9. Ensuring your personal information is up to date
9.1) To help us comply with our obligation under UK data protection law around ensuring that personal information is accurate and up to date, during the course of our relationship with you, we will ask you from time to time to tell us of any changes to your personal information. However, you can contact us at any time to update your personal information or to tell us that the information we hold about you is inaccurate or incomplete.
10. Your rights and Further Information
10.1) If you have any questions in relation to our use of your personal information, or if you wish to exercise the rights set out below, you should first contact us using the contact details in section 11.1 of this Policy. There will not normally be a charge for this.
10.2) You have several data protection rights which entitle you to request information about your personal information, to dictate what we do with it or to stop us using it in certain ways (as set out below).
10.3) Please note:
- 10.3.1) in some cases we may not be able to comply with your request (e.g. we might not be able to delete your data) for reasons such as our own obligations to comply with other legal or regulatory requirements. However, we will always respond to any request you make and if we can’t comply with your request, we will tell you why; and
- 10.3.2) in some circumstances exercising some of these rights (including the right to request that we stop processing or otherwise delete your personal information, the right to request restriction of processing and the right to withdraw consent) will mean we are unable to continue providing you with certain services.
10.4) Under certain conditions, you may have the right to require us to:
- 10.4.1) Provide you with further details on the use we make of your personal information and/or transfer a copy of your personal information to another data controller;
- 10.4.2) Provide you with an electronic copy of personal information that we hold;
- 10.4.3) Update any inaccuracies in the personal information we hold and/or restrict processing of your personal information;
- 10.4.4) Stop processing or otherwise delete any personal information that we no longer have a lawful ground to use; and
- 10.4.5) Object to our use of your personal information which is based on the ‘legitimate interests’ legal ground. If our use of your personal information based only on this legal ground is causing you undue harm, then we must cease using your personal information for that purpose.
10.5) You also have the right at any time, to object to receiving direct marketing communications from us (which we will promptly comply with) and where any other use of your personal information is based on consent, to withdraw that consent at any time.
10.6) Your exercise of most of these rights is subject to certain conditions and exemptions, for example to safeguard the public interest in investigating crimes, or protecting legal privilege. If you exercise any of these rights we will check your entitlement and respond in most cases within a month.

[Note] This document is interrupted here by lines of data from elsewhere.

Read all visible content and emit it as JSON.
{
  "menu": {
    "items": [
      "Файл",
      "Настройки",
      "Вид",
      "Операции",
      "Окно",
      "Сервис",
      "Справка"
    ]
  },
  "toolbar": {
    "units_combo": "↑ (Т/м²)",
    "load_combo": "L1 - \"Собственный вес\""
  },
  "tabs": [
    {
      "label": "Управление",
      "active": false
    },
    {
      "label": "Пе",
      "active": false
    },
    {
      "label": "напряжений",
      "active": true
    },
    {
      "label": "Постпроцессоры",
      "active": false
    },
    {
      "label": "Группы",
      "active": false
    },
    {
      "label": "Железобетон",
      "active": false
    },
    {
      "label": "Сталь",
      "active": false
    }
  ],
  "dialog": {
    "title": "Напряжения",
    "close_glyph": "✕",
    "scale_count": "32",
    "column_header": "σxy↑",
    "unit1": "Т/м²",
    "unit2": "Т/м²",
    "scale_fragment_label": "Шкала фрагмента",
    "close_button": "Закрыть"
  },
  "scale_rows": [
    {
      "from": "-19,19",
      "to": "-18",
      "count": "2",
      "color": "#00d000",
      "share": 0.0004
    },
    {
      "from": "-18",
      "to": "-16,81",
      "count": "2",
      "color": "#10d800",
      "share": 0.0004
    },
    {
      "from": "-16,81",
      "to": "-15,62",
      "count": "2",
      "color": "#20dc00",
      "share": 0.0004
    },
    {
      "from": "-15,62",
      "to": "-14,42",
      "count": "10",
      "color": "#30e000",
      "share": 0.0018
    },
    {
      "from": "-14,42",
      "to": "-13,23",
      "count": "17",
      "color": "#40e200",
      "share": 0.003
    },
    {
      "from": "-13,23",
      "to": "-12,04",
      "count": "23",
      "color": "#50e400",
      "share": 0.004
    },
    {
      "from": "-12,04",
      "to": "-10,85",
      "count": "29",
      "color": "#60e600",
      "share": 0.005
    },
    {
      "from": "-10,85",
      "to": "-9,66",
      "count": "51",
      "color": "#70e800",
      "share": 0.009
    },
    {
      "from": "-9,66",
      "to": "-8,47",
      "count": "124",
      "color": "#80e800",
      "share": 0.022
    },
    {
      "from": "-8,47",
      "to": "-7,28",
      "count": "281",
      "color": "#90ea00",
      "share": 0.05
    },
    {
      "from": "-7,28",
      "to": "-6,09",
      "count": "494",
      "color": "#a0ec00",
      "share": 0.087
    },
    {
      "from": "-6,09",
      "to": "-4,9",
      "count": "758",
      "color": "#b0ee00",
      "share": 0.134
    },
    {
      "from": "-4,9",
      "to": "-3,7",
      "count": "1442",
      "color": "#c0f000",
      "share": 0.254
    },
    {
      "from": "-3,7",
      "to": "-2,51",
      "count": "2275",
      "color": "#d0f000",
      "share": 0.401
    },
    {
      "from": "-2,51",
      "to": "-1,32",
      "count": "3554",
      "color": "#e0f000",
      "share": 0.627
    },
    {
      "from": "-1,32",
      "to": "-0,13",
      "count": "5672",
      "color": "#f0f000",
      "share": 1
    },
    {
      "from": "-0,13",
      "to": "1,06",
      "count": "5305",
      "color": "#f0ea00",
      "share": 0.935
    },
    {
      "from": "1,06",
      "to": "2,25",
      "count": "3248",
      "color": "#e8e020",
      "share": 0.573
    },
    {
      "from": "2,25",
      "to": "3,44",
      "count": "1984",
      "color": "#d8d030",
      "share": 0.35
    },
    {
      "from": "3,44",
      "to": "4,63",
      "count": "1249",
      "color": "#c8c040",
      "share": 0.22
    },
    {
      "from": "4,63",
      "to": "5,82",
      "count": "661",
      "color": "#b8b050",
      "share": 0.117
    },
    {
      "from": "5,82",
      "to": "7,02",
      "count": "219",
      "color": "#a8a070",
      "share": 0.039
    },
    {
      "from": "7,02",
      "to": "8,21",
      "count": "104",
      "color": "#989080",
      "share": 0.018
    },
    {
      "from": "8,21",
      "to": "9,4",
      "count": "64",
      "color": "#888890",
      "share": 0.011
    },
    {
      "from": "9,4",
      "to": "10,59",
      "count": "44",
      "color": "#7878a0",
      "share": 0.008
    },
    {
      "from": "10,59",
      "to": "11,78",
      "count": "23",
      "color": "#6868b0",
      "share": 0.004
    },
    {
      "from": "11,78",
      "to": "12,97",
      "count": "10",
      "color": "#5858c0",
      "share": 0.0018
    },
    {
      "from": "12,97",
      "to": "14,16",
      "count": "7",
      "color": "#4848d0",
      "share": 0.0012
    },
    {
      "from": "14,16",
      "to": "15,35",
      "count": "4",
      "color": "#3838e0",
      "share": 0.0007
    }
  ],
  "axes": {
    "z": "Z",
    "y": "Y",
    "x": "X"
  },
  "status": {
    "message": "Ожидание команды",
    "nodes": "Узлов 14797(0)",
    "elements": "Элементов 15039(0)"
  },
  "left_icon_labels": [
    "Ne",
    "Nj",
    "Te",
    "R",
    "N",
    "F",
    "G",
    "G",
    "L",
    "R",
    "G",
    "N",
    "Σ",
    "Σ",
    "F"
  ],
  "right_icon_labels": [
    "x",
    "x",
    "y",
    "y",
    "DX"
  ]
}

10.7) f you are not satisfied with our use of your personal information or our response to you, you can complain to the contact listed at section 11.1 below. You also have the right to complain to the UK Information Commissioner’s Office (ICO) at any time. For more information visit the ICO’s website at https://ico.org.uk/. Please note that exercising this right and lodging a complaint will not affect any other legal rights or remedies that you have.
11. How to contact us
11.1) For UK-based individuals, all correspondence should be directed for the attention of our Data Protection Officer via the following contact:
12.1) From time to time, we may change our policy on how we handle personal information or the sort of personal information which we hold. Any changes to our policy will be published on, and can be viewed by accessing by checking our website www.alcidion.com/uk/. This Policy was last updated on 10 February 2022.